While one expert points to rising electric vehicle and ‘transportation-as-a-service’ in the U.S. as a possible death knell for the Alberta oil sands, others say, not so fast.
A new study from author and Stanford University lecturer Tony Seba has raised eyebrows in the Canadian oil patch. He forecasts that by 2030, electric vehicles will account for 95% of the miles traveled in the U.S., which is the sole market for Canadian oil exports.
As if that prediction isn’t remarkable enough, Seba said global oil production will fall from 100 million barrels per day (MMbbl/d) to 70 MMbbl/d, which, if true, would possibly devastate the high-cost 2.7 MMbbl/d Alberta oil sands industry.
The trigger for what Seba calls “one of the fastest, deepest, most consequential disruptions of transportation in history” will be the perfection of electric vehicle (EV) self-driving technology. Companies such as Uber and Lyft will buy fleets of autonomous cars and charge users to ride, a business model known as “transportation as a service.”
After more than a century of private auto ownership, families and businesses will give up their cars because transportation costs will simply fall off a cliff, said Seba, who co-authored “Rethinking Transportation 2020-2030: The Disruption of Transportation and the Collapse of the ICE Vehicle and Oil Industries” with Bryan Hansel and James Arbib.
The new way of getting around town will be 4x to 10x cheaper per mile than a new car, and 2x to 4x cheaper than a paid-off vehicle, with the average American household saving a whopping $5,600 annually.
In an interview, Seba said that under the right conditions, he can even foresee “free transportation” supported by advertising revenue: “There is nothing magical about it. This is driven by the economics.”
The economics are that at present, Americans use their vehicles only 4% of the time. The study estimates transportation-as-a-service companies will have their EVs on the road earning money at least 40%—and maybe even 50% to 80%—of the time.
And EVs will seemingly run forever, lasting 500,000 miles while requiring far less maintenance and repair than internal combustion engine (ICE) autos, whose life on average is only 140,000 miles.
“Many automakers are working on million-mile electric vehicles, which drives down costs even lower,” Seba said.
As fewer cars travel more miles, the number of passenger vehicles on American roads will drop from 247 million to 44 million.

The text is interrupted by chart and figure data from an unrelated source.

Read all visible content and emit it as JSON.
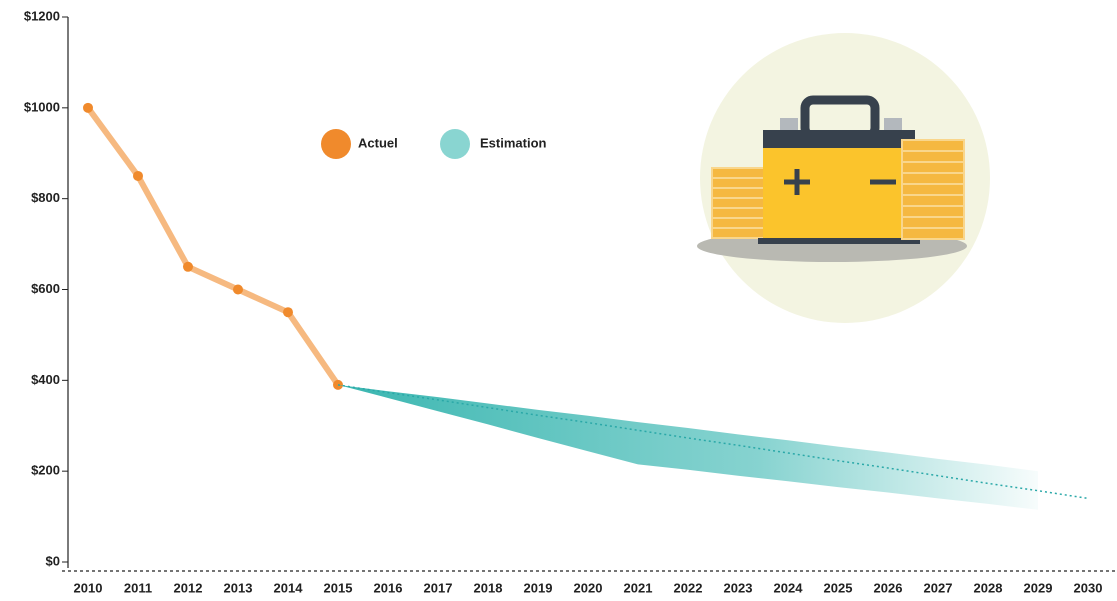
{
  "chart_data": {
    "type": "line",
    "x": [
      2010,
      2011,
      2012,
      2013,
      2014,
      2015,
      2016,
      2017,
      2018,
      2019,
      2020,
      2021,
      2022,
      2023,
      2024,
      2025,
      2026,
      2027,
      2028,
      2029,
      2030
    ],
    "series": [
      {
        "name": "Actuel",
        "color": "#f08a2c",
        "values": [
          1000,
          850,
          650,
          600,
          550,
          390,
          null,
          null,
          null,
          null,
          null,
          null,
          null,
          null,
          null,
          null,
          null,
          null,
          null,
          null,
          null
        ]
      },
      {
        "name": "Estimation",
        "color": "#6ccac6",
        "values": [
          null,
          null,
          null,
          null,
          null,
          390,
          373,
          357,
          340,
          323,
          307,
          290,
          273,
          257,
          240,
          223,
          207,
          190,
          173,
          157,
          140
        ],
        "upper": [
          null,
          null,
          null,
          null,
          null,
          390,
          376,
          363,
          349,
          335,
          322,
          308,
          295,
          281,
          268,
          254,
          241,
          227,
          214,
          200,
          null
        ],
        "lower": [
          null,
          null,
          null,
          null,
          null,
          390,
          361,
          332,
          303,
          273,
          244,
          215,
          203,
          190,
          178,
          165,
          153,
          140,
          128,
          115,
          null
        ]
      }
    ],
    "xlim": [
      2010,
      2030
    ],
    "xticks": [
      2010,
      2011,
      2012,
      2013,
      2014,
      2015,
      2016,
      2017,
      2018,
      2019,
      2020,
      2021,
      2022,
      2023,
      2024,
      2025,
      2026,
      2027,
      2028,
      2029,
      2030
    ],
    "ylim": [
      0,
      1200
    ],
    "yticks": [
      {
        "value": 0,
        "label": "$0"
      },
      {
        "value": 200,
        "label": "$200"
      },
      {
        "value": 400,
        "label": "$400"
      },
      {
        "value": 600,
        "label": "$600"
      },
      {
        "value": 800,
        "label": "$800"
      },
      {
        "value": 1000,
        "label": "$1000"
      },
      {
        "value": 1200,
        "label": "$1200"
      }
    ]
  }
}
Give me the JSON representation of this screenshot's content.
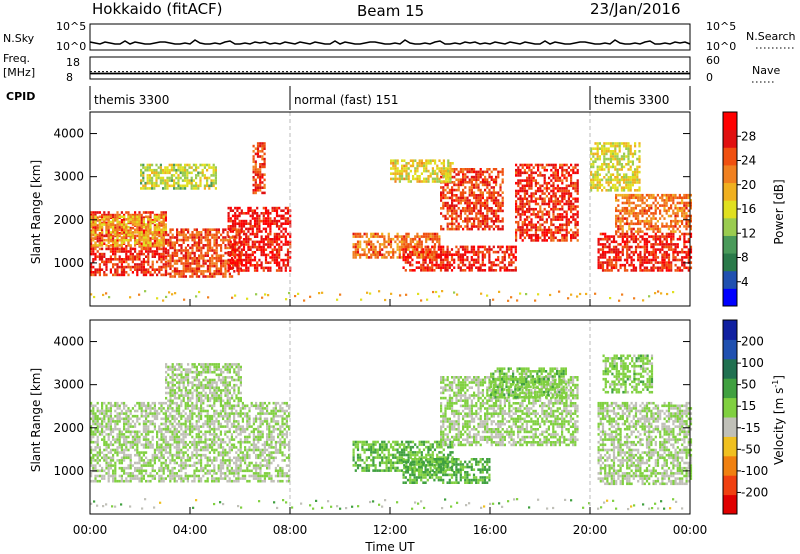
{
  "header": {
    "station": "Hokkaido (fitACF)",
    "beam": "Beam 15",
    "date": "23/Jan/2016"
  },
  "side_labels": {
    "nsky": "N.Sky",
    "freq": "Freq.",
    "freq_unit": "[MHz]",
    "cpid": "CPID",
    "nsearch": "N.Search",
    "nave": "Nave"
  },
  "nsky_ticks": {
    "top": "10^5",
    "bottom": "10^0"
  },
  "nsearch_ticks": {
    "top": "10^5",
    "bottom": "10^0"
  },
  "freq_ticks": {
    "top": "18",
    "bottom": "8"
  },
  "nave_ticks": {
    "top": "60",
    "bottom": "0"
  },
  "cpid_segments": [
    {
      "label": "themis 3300",
      "start": 0,
      "end": 8
    },
    {
      "label": "normal (fast) 151",
      "start": 8,
      "end": 20
    },
    {
      "label": "themis 3300",
      "start": 20,
      "end": 24
    }
  ],
  "x_axis": {
    "label": "Time UT",
    "ticks": [
      "00:00",
      "04:00",
      "08:00",
      "12:00",
      "16:00",
      "20:00",
      "00:00"
    ]
  },
  "y_axis": {
    "label": "Slant Range [km]",
    "ticks": [
      "1000",
      "2000",
      "3000",
      "4000"
    ]
  },
  "power_colorbar": {
    "label": "Power [dB]",
    "ticks": [
      "4",
      "8",
      "12",
      "16",
      "20",
      "24",
      "28"
    ],
    "colors": [
      "#0000ff",
      "#2050b0",
      "#2a7a4a",
      "#4a9a5a",
      "#9acc50",
      "#e0e020",
      "#f0b020",
      "#f08020",
      "#f05010",
      "#e01010",
      "#ff0000"
    ]
  },
  "velocity_colorbar": {
    "label": "Velocity [m s",
    "label_sup": "-1",
    "label_end": "]",
    "ticks": [
      "200",
      "100",
      "50",
      "15",
      "-15",
      "-50",
      "-100",
      "-200"
    ],
    "colors": [
      "#1020a0",
      "#2050b0",
      "#207050",
      "#40a040",
      "#80d040",
      "#c0c0b8",
      "#f0c020",
      "#f08010",
      "#f04010",
      "#e00000"
    ]
  },
  "chart_data": {
    "type": "heatmap",
    "panels": [
      {
        "name": "Power",
        "x_range": [
          0,
          24
        ],
        "y_range": [
          0,
          4500
        ],
        "scale": [
          0,
          30
        ],
        "note_units": "x in hours UT, y in km slant range, value in dB",
        "patches": [
          {
            "t0": 0.0,
            "t1": 3.0,
            "r0": 750,
            "r1": 2200,
            "v": 26
          },
          {
            "t0": 0.0,
            "t1": 3.0,
            "r0": 1400,
            "r1": 2100,
            "v": 18
          },
          {
            "t0": 3.0,
            "t1": 6.0,
            "r0": 700,
            "r1": 1800,
            "v": 24
          },
          {
            "t0": 5.5,
            "t1": 8.0,
            "r0": 800,
            "r1": 2300,
            "v": 28
          },
          {
            "t0": 6.5,
            "t1": 7.0,
            "r0": 2600,
            "r1": 3800,
            "v": 25
          },
          {
            "t0": 2.0,
            "t1": 5.0,
            "r0": 2700,
            "r1": 3300,
            "v": 14
          },
          {
            "t0": 10.5,
            "t1": 14.0,
            "r0": 1100,
            "r1": 1700,
            "v": 22
          },
          {
            "t0": 12.5,
            "t1": 17.0,
            "r0": 800,
            "r1": 1400,
            "v": 27
          },
          {
            "t0": 14.0,
            "t1": 16.5,
            "r0": 1800,
            "r1": 3200,
            "v": 25
          },
          {
            "t0": 17.0,
            "t1": 19.5,
            "r0": 1500,
            "r1": 3300,
            "v": 26
          },
          {
            "t0": 12.0,
            "t1": 14.5,
            "r0": 2900,
            "r1": 3400,
            "v": 16
          },
          {
            "t0": 20.3,
            "t1": 24.0,
            "r0": 800,
            "r1": 1700,
            "v": 27
          },
          {
            "t0": 21.0,
            "t1": 24.0,
            "r0": 1700,
            "r1": 2600,
            "v": 22
          },
          {
            "t0": 20.0,
            "t1": 22.0,
            "r0": 2700,
            "r1": 3800,
            "v": 15
          }
        ]
      },
      {
        "name": "Velocity",
        "x_range": [
          0,
          24
        ],
        "y_range": [
          0,
          4500
        ],
        "scale": [
          -200,
          200
        ],
        "note_units": "x in hours UT, y in km slant range, value in m/s",
        "patches": [
          {
            "t0": 0.0,
            "t1": 8.0,
            "r0": 750,
            "r1": 2600,
            "v": 0
          },
          {
            "t0": 3.0,
            "t1": 6.0,
            "r0": 2600,
            "r1": 3500,
            "v": 0
          },
          {
            "t0": 10.5,
            "t1": 14.5,
            "r0": 1000,
            "r1": 1700,
            "v": 40
          },
          {
            "t0": 12.5,
            "t1": 16.0,
            "r0": 700,
            "r1": 1300,
            "v": 50
          },
          {
            "t0": 14.0,
            "t1": 19.5,
            "r0": 1600,
            "r1": 3200,
            "v": 5
          },
          {
            "t0": 16.0,
            "t1": 19.0,
            "r0": 2700,
            "r1": 3400,
            "v": 25
          },
          {
            "t0": 20.3,
            "t1": 24.0,
            "r0": 700,
            "r1": 2600,
            "v": 0
          },
          {
            "t0": 20.5,
            "t1": 22.5,
            "r0": 2800,
            "r1": 3700,
            "v": 20
          }
        ]
      }
    ],
    "nsky_levels": [
      1,
      2,
      1,
      3,
      2,
      1,
      1,
      2,
      1,
      3,
      2,
      1
    ],
    "freq_mhz": 10.5,
    "nave": 20,
    "x_ticks": [
      "00:00",
      "04:00",
      "08:00",
      "12:00",
      "16:00",
      "20:00",
      "00:00"
    ],
    "xlabel": "Time UT",
    "ylabel": "Slant Range [km]",
    "y_ticks": [
      1000,
      2000,
      3000,
      4000
    ]
  }
}
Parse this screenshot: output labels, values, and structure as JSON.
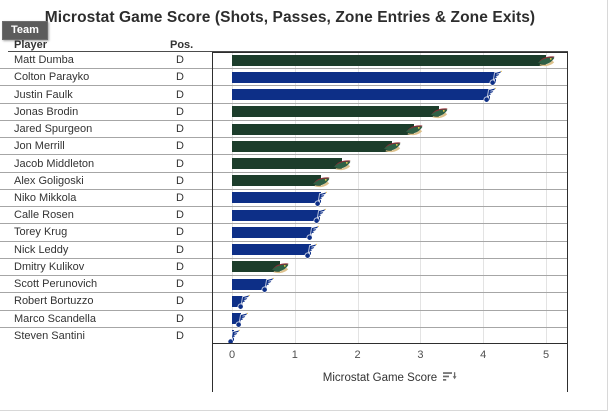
{
  "title": "Microstat Game Score (Shots, Passes, Zone Entries & Zone Exits)",
  "team_badge": {
    "label": "Team"
  },
  "table": {
    "player_header": "Player",
    "pos_header": "Pos."
  },
  "axis": {
    "label": "Microstat Game Score",
    "tick_labels": [
      "0",
      "1",
      "2",
      "3",
      "4",
      "5"
    ],
    "sort_icon": "sort-descending-icon"
  },
  "teams": {
    "MIN": {
      "name": "Minnesota Wild",
      "color": "#1c3d2b",
      "logo": "minnesota-wild-logo-icon"
    },
    "STL": {
      "name": "St. Louis Blues",
      "color": "#0d2f87",
      "logo": "st-louis-blues-logo-icon"
    }
  },
  "chart_data": {
    "type": "bar",
    "orientation": "horizontal",
    "title": "Microstat Game Score (Shots, Passes, Zone Entries & Zone Exits)",
    "xlabel": "Microstat Game Score",
    "ylabel": "Player",
    "xlim": [
      0,
      5
    ],
    "x_ticks": [
      0,
      1,
      2,
      3,
      4,
      5
    ],
    "grid": true,
    "sorted": "descending",
    "categories": [
      "Matt Dumba",
      "Colton Parayko",
      "Justin Faulk",
      "Jonas Brodin",
      "Jared Spurgeon",
      "Jon Merrill",
      "Jacob Middleton",
      "Alex Goligoski",
      "Niko Mikkola",
      "Calle Rosen",
      "Torey Krug",
      "Nick Leddy",
      "Dmitry Kulikov",
      "Scott Perunovich",
      "Robert Bortuzzo",
      "Marco Scandella",
      "Steven Santini"
    ],
    "positions": [
      "D",
      "D",
      "D",
      "D",
      "D",
      "D",
      "D",
      "D",
      "D",
      "D",
      "D",
      "D",
      "D",
      "D",
      "D",
      "D",
      "D"
    ],
    "player_teams": [
      "MIN",
      "STL",
      "STL",
      "MIN",
      "MIN",
      "MIN",
      "MIN",
      "MIN",
      "STL",
      "STL",
      "STL",
      "STL",
      "MIN",
      "STL",
      "STL",
      "STL",
      "STL"
    ],
    "values": [
      5.0,
      4.2,
      4.1,
      3.3,
      2.9,
      2.55,
      1.75,
      1.42,
      1.41,
      1.4,
      1.28,
      1.25,
      0.76,
      0.56,
      0.18,
      0.15,
      0.03
    ]
  }
}
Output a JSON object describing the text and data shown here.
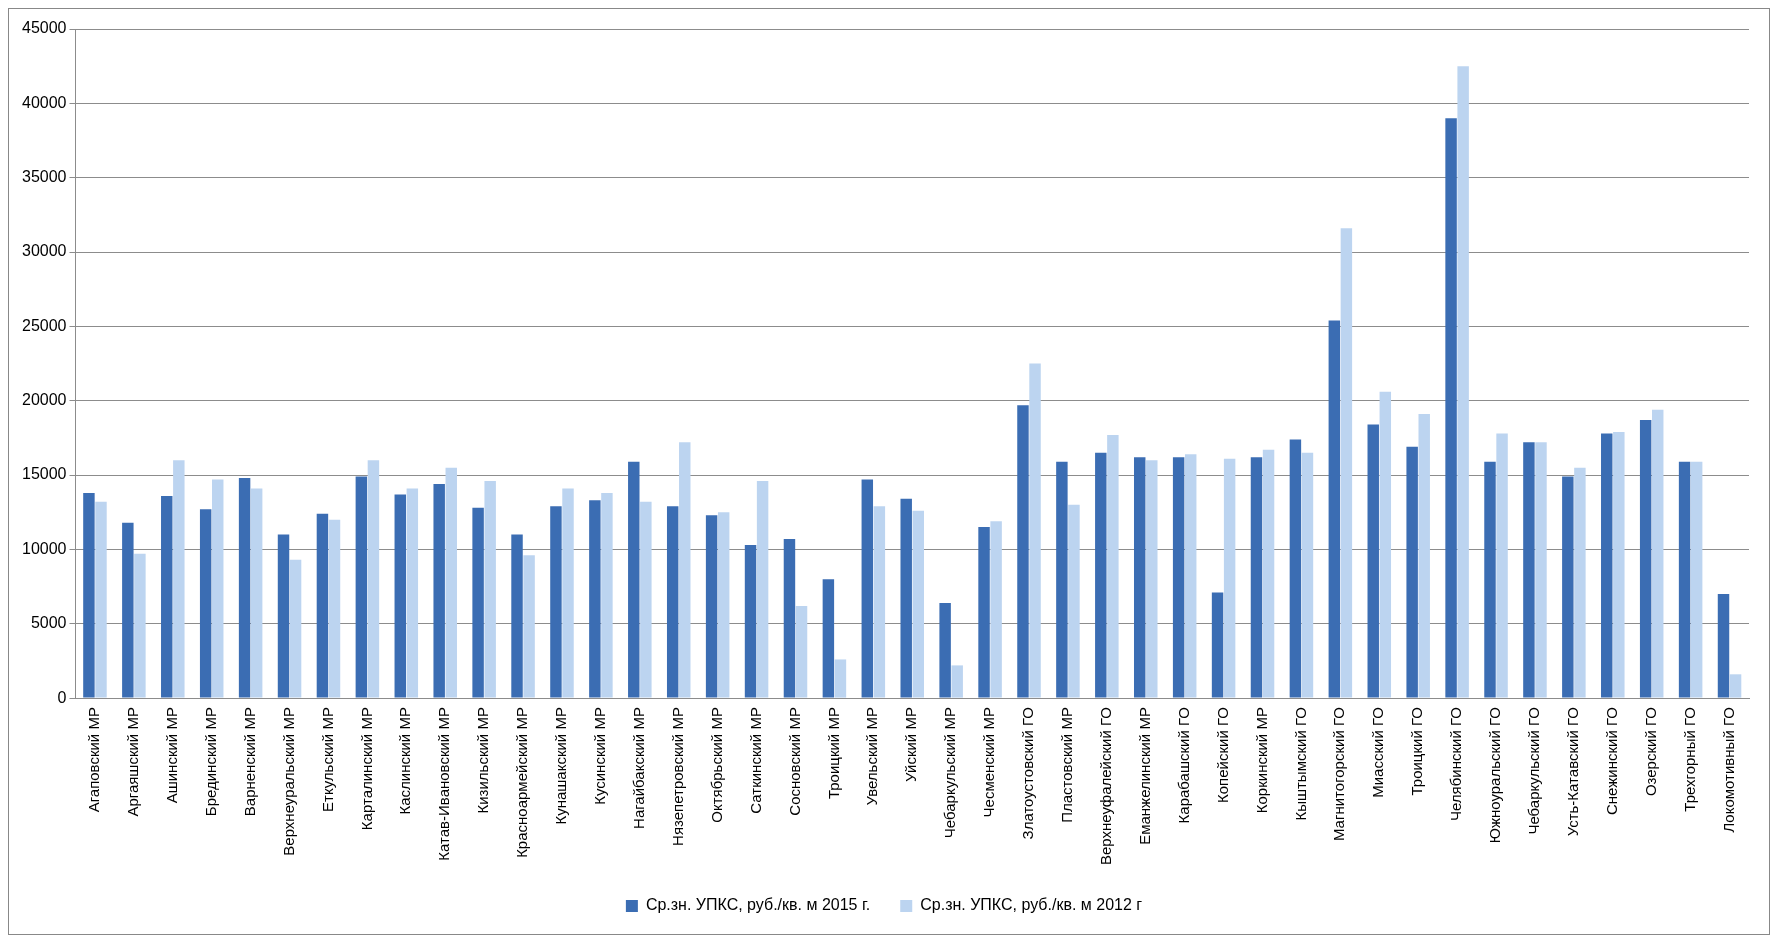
{
  "chart_data": {
    "type": "bar",
    "categories": [
      "Агаповский МР",
      "Аргаяшский МР",
      "Ашинский МР",
      "Брединский МР",
      "Варненский МР",
      "Верхнеуральский МР",
      "Еткульский МР",
      "Карталинский МР",
      "Каслинский МР",
      "Катав-Ивановский МР",
      "Кизильский МР",
      "Красноармейский МР",
      "Кунашакский МР",
      "Кусинский МР",
      "Нагайбакский МР",
      "Нязепетровский МР",
      "Октябрьский МР",
      "Саткинский МР",
      "Сосновский МР",
      "Троицкий МР",
      "Увельский МР",
      "Уйский МР",
      "Чебаркульский МР",
      "Чесменский МР",
      "Златоустовский ГО",
      "Пластовский МР",
      "Верхнеуфалейский ГО",
      "Еманжелинский МР",
      "Карабашский ГО",
      "Копейский ГО",
      "Коркинский МР",
      "Кыштымский ГО",
      "Магнитогорский ГО",
      "Миасский ГО",
      "Троицкий ГО",
      "Челябинский ГО",
      "Южноуральский ГО",
      "Чебаркульский ГО",
      "Усть-Катавский ГО",
      "Снежинский ГО",
      "Озерский ГО",
      "Трехгорный ГО",
      "Локомотивный ГО"
    ],
    "series": [
      {
        "name": "Ср.зн. УПКС, руб./кв. м 2015 г.",
        "color": "#3b6db3",
        "values": [
          13800,
          11800,
          13600,
          12700,
          14800,
          11000,
          12400,
          14900,
          13700,
          14400,
          12800,
          11000,
          12900,
          13300,
          15900,
          12900,
          12300,
          10300,
          10700,
          8000,
          14700,
          13400,
          6400,
          11500,
          19700,
          15900,
          16500,
          16200,
          16200,
          7100,
          16200,
          17400,
          25400,
          18400,
          16900,
          39000,
          15900,
          17200,
          14900,
          17800,
          18700,
          15900,
          7000
        ]
      },
      {
        "name": "Ср.зн. УПКС, руб./кв. м 2012 г",
        "color": "#bcd4f0",
        "values": [
          13200,
          9700,
          16000,
          14700,
          14100,
          9300,
          12000,
          16000,
          14100,
          15500,
          14600,
          9600,
          14100,
          13800,
          13200,
          17200,
          12500,
          14600,
          6200,
          2600,
          12900,
          12600,
          2200,
          11900,
          22500,
          13000,
          17700,
          16000,
          16400,
          16100,
          16700,
          16500,
          31600,
          20600,
          19100,
          42500,
          17800,
          17200,
          15500,
          17900,
          19400,
          15900,
          1600
        ]
      }
    ],
    "ylim": [
      0,
      45000
    ],
    "yticks": [
      0,
      5000,
      10000,
      15000,
      20000,
      25000,
      30000,
      35000,
      40000,
      45000
    ],
    "grid": "y",
    "legend": "bottom"
  }
}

Dr. Fred Beach, assistant director for energy and technology policy at the Energy Institute at the University of Texas at Austin, said in an interview that Seba’s basic math works. “In general, I agree with him. All the macro trends he talks about—electrification, autonomous vehicles, ride-sharing—it's the combination of those technology trends and those business model trends that compound one another and raise the potential of a very rapid tipping point,” he said.
This is not good news for the Alberta oil sands. Kevin Birns of IHS Markit in Calgary said oil sands in situ production requires $50/bbl to $60/bbl WTI on a full-cycle basis to break even, while mines are above $80/bbl. Costs will likely come down as producers respond to new Alberta government emissions regulations by reducing or replacing steam with solvent in situ operations.
But can the oil sands survive a collapse in demand coupled with fierce competition from low-cost producers like Saudi Arabia?
“New transportation options such as car-sharing, ride-hailing and autonomous cars will change how consumers view and value personal mobility,” Birns wrote in a December 2016 report. “Today, this is probably the greatest uncertainty facing both the automotive and energy industries.”
The silver lining for Alberta oil sands companies is that the highly disruptive future may be much further off than Tony Seba imagines. His model has too many moving parts that must come together for the 2030 forecast to work, said Chris Robinson, analyst at Lux Research in Boston.
“I have an issue with the assumption there will be enough autonomous electric vehicles produced to meet the anticipated need. Automotive companies’ design cycles take 10 years,” he said in an interview.
“It's going to be really challenging for them to start producing and making vehicles in the time frame that this report discusses.”
An even more important constraint for the transportation-as-a-service model is the current immature state of autonomous driving technology.
“You need a fully autonomous vehicle. Not something like the autopilot from Tesla or what a lot of other OEMs are investigating right now. You need full point A to point B autonomy,” said Robinson.
“My colleagues on the autonomous systems team at Lux think in an optimistic scenario, we could see full autonomous driving emerge between 2025 and 2030.”
Both Beach and Robinson point to numerous other obstacles that will probably slow down the adoption of transportation as a service: the reluctance of the insurance industry to support the model; North Americans’ attachment to car culture; the time it will take the market to sort out which business and service models work, and so on.
Both agree that the transition to transportation as a service is inevitable, just as Seba argued. The only real issue is when. And if you’re the CEO of an oil sands company wondering if your multibillion-dollar assets might be stranded, when is a very, very important question, said Beach.
“It will happen in my lifetime, I think. And it could take off quickly, just as Seba postulates. But once it does take off—whether that's 5 years or 10 years or 15 years from now—the acceleration up the S-curve will be quite rapid,” said Beach.